I have been trying to put into words some thoughts that have been rolling around in my head. I need to get these on 'paper' before posting the last blog entry I wrote. Yes, my prequel.

I believe that for me to correct my ways I must first confess my sins and truly be repentant. My heart must be continually repentant so that I am reminded to walk daily in the Word and with the Spirit. Because as much as I would like to "kick my habit" I cannot do it on my own.

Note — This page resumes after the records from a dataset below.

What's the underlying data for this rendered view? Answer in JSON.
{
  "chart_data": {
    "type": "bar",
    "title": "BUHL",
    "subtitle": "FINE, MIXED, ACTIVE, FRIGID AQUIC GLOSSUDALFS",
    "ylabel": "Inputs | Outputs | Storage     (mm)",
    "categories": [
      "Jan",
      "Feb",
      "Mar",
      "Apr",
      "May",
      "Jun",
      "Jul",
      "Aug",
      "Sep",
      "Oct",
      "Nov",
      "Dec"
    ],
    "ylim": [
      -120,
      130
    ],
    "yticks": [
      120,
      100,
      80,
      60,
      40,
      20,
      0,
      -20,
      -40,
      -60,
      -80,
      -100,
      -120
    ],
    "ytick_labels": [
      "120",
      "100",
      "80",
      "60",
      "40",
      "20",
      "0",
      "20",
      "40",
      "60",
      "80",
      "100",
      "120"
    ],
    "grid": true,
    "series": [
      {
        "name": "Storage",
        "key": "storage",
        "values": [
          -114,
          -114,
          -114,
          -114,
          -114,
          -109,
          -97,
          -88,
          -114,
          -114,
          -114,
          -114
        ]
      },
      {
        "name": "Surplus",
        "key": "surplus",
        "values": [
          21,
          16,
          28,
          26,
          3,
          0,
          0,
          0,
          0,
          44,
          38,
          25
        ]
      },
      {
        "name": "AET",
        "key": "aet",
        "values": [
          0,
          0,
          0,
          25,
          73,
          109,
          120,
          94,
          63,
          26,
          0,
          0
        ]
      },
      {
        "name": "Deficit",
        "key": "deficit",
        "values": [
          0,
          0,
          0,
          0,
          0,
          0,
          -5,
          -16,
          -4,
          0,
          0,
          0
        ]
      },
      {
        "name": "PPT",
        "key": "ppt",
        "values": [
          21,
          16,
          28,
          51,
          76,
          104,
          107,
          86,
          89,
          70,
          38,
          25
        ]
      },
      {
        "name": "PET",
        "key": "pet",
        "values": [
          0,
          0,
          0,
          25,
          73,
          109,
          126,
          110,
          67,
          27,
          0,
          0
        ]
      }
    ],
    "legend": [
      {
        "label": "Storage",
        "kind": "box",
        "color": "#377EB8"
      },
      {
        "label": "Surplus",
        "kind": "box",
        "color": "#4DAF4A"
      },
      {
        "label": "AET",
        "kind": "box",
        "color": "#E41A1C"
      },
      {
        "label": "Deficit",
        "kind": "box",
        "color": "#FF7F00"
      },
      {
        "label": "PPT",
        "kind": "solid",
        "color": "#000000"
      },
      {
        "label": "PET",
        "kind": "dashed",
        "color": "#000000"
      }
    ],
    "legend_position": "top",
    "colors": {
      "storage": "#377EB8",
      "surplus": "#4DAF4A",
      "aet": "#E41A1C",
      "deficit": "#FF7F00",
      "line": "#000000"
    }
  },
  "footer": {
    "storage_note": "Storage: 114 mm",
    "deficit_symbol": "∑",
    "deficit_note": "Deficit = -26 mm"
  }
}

Confession: I spend and then I spend some more. Good deals, bad deals, no deals. In the last few years I have been a spending maniac. I have a good reason for some of it. You see, we lost our home and everything in it to a fire. We had to rebuild our home and buy everything we needed to live. It was like forcing an alcoholic to drink. With what seemed like a bottomless budget I was in seventh heaven. You name it, we needed it and I bought it. With thoughts twirling threw my mind like. "It is just stuff, who needs it anyhow." "I deserve this and more because I had way more than this." "I ought to have that because what I had was way better, meant more, was priceless, etc..." Most of what I bought we needed and I could easily justify my purchase. When I look back at how much money I spent, to replace our belongings, in such a short period of time (18 months) it boggles my mind. Granted we paid insurance premiums so that if disaster struck we could replace our stuff. It still fed my sickness, my addiction and it has made it so much more evident and so much more difficult to curtail.

So there is my confession. What can I do to change? Nothing, at least nothing on my own. Will I change? Maybe, maybe not. But my only chance is to be constant in the Word of God and know that I can do nothing without Him who saved me. I know that I am forgiven not because I have changed or because of anything I have done or said. But, I am forgiven and made righteous because of the person and work of Jesus. As Paul wrote to the Romans in Chapter 8 verses 1 through 4.

There is therefore now no condemnation for those who are in Christ Jesus. For the law of the Spirit of life has set you free in Christ Jesus from the law of sin and death. For God has done what the law, weakened by the flesh, could not do. By sending his own Son in the likeness of sinful flesh and for sin, he condemned sin in the flesh, in order that the righteous requirement of the law might be fulfilled in us, who walk not according to the flesh but according to the Spirit.